TEST environment details:
- n. 2 virtual machines with pfSense 2.6 CE with public IPs on WAN interfaces (let's say, 1.1.1.1/25 and 2.2.2.2/25);
- both the virtual machines have been deployed on two VMware ESXi 6.7 U3 hypervisors (one per site);
- the test has been made in order to test IPSEC feature and connectivity
- both the hypervisors have AES-NI enabled on bios
- both the virtual machines have the NetGate suggested configuration (AES-GCM, and so on).
- the throughput has been checked using iperf2 (iperf2 client running in the LAN at site A, iperf2 server running in the LAN at site B)
- the throughput is very near the 1Gb/s link capacity.
REAL/PRODUCTION environment:
- n. 2 virtual machines, one with pfSense 2.6 CE and the other with 2.5.2 CE;
- only one pfsense (at site B) has a public IPs on WAN interface (let's say, 2.2.2.3/25). The other one is behind the router (please, refer to the schema above).
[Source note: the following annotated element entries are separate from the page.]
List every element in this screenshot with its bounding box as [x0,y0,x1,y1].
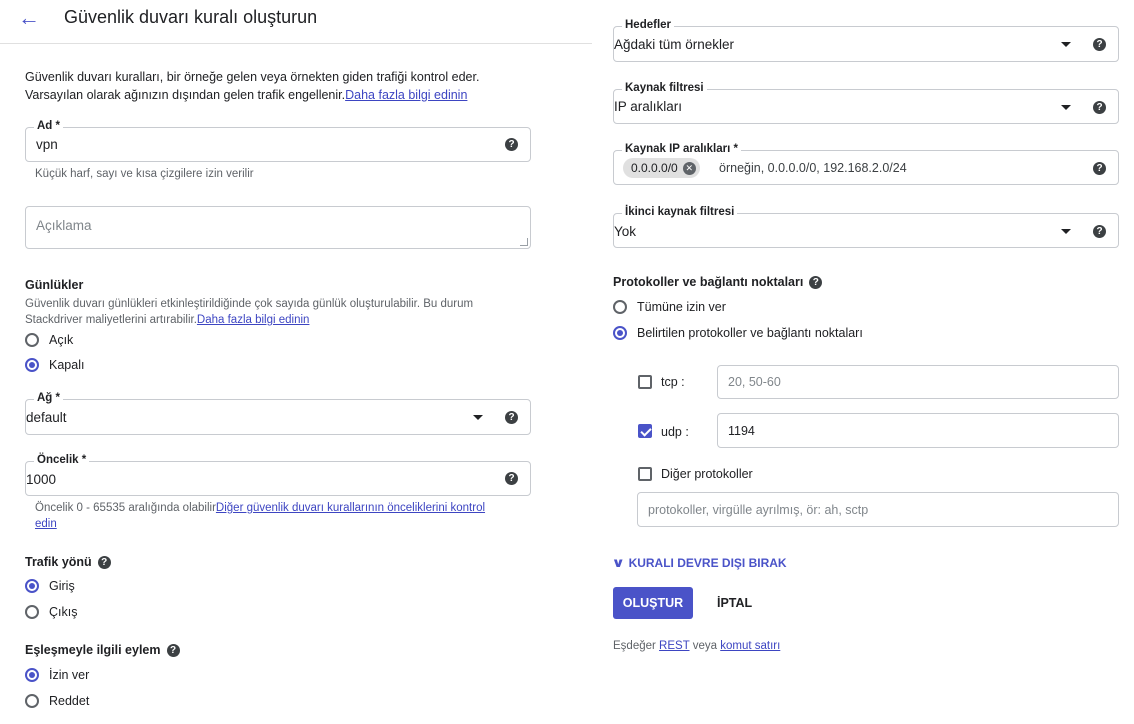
logs-learn-more-link[interactable]: Daha fazla bilgi edinin [197,314,310,326]
udp-ports-value: 1194 [728,424,755,438]
priority-field[interactable]: Öncelik * 1000 ? [25,454,531,496]
logs-option-on[interactable]: Açık [25,333,73,347]
name-hint: Küçük harf, sayı ve kısa çizgilere izin … [35,168,254,180]
other-protocols-input[interactable]: protokoller, virgülle ayrılmış, ör: ah, … [637,492,1119,527]
name-field[interactable]: Ad * vpn ? [25,120,531,162]
logs-desc-line-1: Güvenlik duvarı günlükleri etkinleştiril… [25,298,474,310]
second-source-filter-value: Yok [614,224,637,239]
other-protocols-checkbox[interactable] [638,467,652,481]
logs-description: Güvenlik duvarı günlükleri etkinleştiril… [25,296,473,328]
targets-select[interactable]: Hedefler Ağdaki tüm örnekler ? [613,19,1119,62]
tcp-ports-input[interactable]: 20, 50-60 [717,365,1119,399]
chevron-down-icon[interactable] [1061,42,1071,47]
second-source-filter-select[interactable]: İkinci kaynak filtresi Yok ? [613,206,1119,248]
source-ip-ranges-placeholder: örneğin, 0.0.0.0/0, 192.168.2.0/24 [719,161,907,175]
chevron-down-icon[interactable] [1061,229,1071,234]
source-ip-ranges-field[interactable]: Kaynak IP aralıkları * 0.0.0.0/0 ✕ örneğ… [613,143,1119,185]
help-icon[interactable]: ? [97,555,111,569]
targets-value: Ağdaki tüm örnekler [614,37,735,52]
protocols-title: Protokoller ve bağlantı noktaları ? [613,275,823,289]
priority-input[interactable]: 1000 [26,472,56,487]
command-line-link[interactable]: komut satırı [720,640,780,652]
priority-link[interactable]: Diğer güvenlik duvarı kurallarının öncel… [216,502,485,514]
name-input[interactable]: vpn [36,137,58,152]
network-label: Ağ * [34,392,63,404]
chevron-down-icon: ∨ [611,555,626,570]
targets-label: Hedefler [622,19,675,31]
help-icon[interactable]: ? [1093,225,1106,238]
radio-icon [25,694,39,708]
action-option-deny[interactable]: Reddet [25,694,89,708]
action-title: Eşleşmeyle ilgili eylem ? [25,643,180,657]
description-placeholder: Açıklama [36,218,92,233]
help-icon[interactable]: ? [505,411,518,424]
udp-checkbox[interactable] [638,424,652,438]
action-option-allow[interactable]: İzin ver [25,668,89,682]
name-label: Ad * [34,120,63,132]
logs-title: Günlükler [25,278,84,292]
intro-line-1: Güvenlik duvarı kuralları, bir örneğe ge… [25,70,480,84]
intro-text: Güvenlik duvarı kuralları, bir örneğe ge… [25,68,479,104]
create-button[interactable]: OLUŞTUR [613,587,693,619]
source-filter-label: Kaynak filtresi [622,82,707,94]
radio-checked-icon [613,326,627,340]
resize-handle[interactable] [520,238,528,246]
tcp-ports-placeholder: 20, 50-60 [728,375,781,389]
protocols-option-all[interactable]: Tümüne izin ver [613,300,726,314]
learn-more-link[interactable]: Daha fazla bilgi edinin [345,88,467,102]
help-icon[interactable]: ? [166,643,180,657]
help-icon[interactable]: ? [809,275,823,289]
network-value: default [26,410,67,425]
description-textarea[interactable]: Açıklama [25,206,531,249]
radio-checked-icon [25,668,39,682]
chevron-down-icon[interactable] [1061,105,1071,110]
source-ip-ranges-label: Kaynak IP aralıkları * [622,143,741,155]
priority-hint: Öncelik 0 - 65535 aralığında olabilirDiğ… [35,502,486,530]
disable-rule-toggle[interactable]: ∨ KURALI DEVRE DIŞI BIRAK [611,555,786,571]
help-icon[interactable]: ? [1093,162,1106,175]
cancel-button[interactable]: İPTAL [717,596,752,610]
radio-icon [613,300,627,314]
page-header: ← Güvenlik duvarı kuralı oluşturun [0,0,592,44]
other-protocols-placeholder: protokoller, virgülle ayrılmış, ör: ah, … [648,503,869,517]
equivalent-footer: Eşdeğer REST veya komut satırı [613,640,781,652]
help-icon[interactable]: ? [1093,101,1106,114]
other-protocols-label: Diğer protokoller [661,467,753,481]
logs-option-off[interactable]: Kapalı [25,358,84,372]
help-icon[interactable]: ? [1093,38,1106,51]
protocols-option-specified[interactable]: Belirtilen protokoller ve bağlantı nokta… [613,326,863,340]
second-source-filter-label: İkinci kaynak filtresi [622,206,738,218]
intro-line-2: Varsayılan olarak ağınızın dışından gele… [25,88,468,102]
priority-link-cont[interactable]: edin [35,518,57,530]
chevron-down-icon[interactable] [473,415,483,420]
direction-option-ingress[interactable]: Giriş [25,579,75,593]
radio-checked-icon [25,579,39,593]
arrow-left-icon[interactable]: ← [18,5,40,31]
radio-icon [25,333,39,347]
network-select[interactable]: Ağ * default ? [25,392,531,435]
source-filter-value: IP aralıkları [614,99,683,114]
logs-desc-line-2: Stackdriver maliyetlerini artırabilir.Da… [25,314,310,326]
tcp-label: tcp : [661,375,685,389]
direction-title: Trafik yönü ? [25,555,111,569]
source-filter-select[interactable]: Kaynak filtresi IP aralıkları ? [613,82,1119,124]
rest-link[interactable]: REST [659,640,689,652]
help-icon[interactable]: ? [505,138,518,151]
radio-icon [25,605,39,619]
radio-checked-icon [25,358,39,372]
chip-remove-icon[interactable]: ✕ [682,161,696,175]
help-icon[interactable]: ? [505,472,518,485]
tcp-checkbox[interactable] [638,375,652,389]
ip-range-chip[interactable]: 0.0.0.0/0 ✕ [623,158,700,178]
direction-option-egress[interactable]: Çıkış [25,605,77,619]
udp-label: udp : [661,425,689,439]
priority-label: Öncelik * [34,454,90,466]
udp-ports-input[interactable]: 1194 [717,413,1119,448]
page-title: Güvenlik duvarı kuralı oluşturun [64,7,318,27]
- both the virtual machines have been deployed on two VMware ESXi 6.7 U3 hypervisors (one per site) - the same hypervisors mentioned above;
- both the hypervisors have AES-NI enabled on bios
- both the virtual machines have the NetGate suggested configuration (AES-GCM, and so on).
- the throughput has been checked using iperf2 (iperf2 client running in the LAN at site A, iperf2 server running in the LAN at site B)
- the throughput is about 280Mbits/s.
- please, note that the iperf test between the router WAN interface (1.1.1.2/25) at site A and the pfsense Wan interface (2.2.2.3/25) at site B returns 890 Mbits/s.
Do you think that the router at site A is doing something bad? Or it is really due to the different versions of pfSense?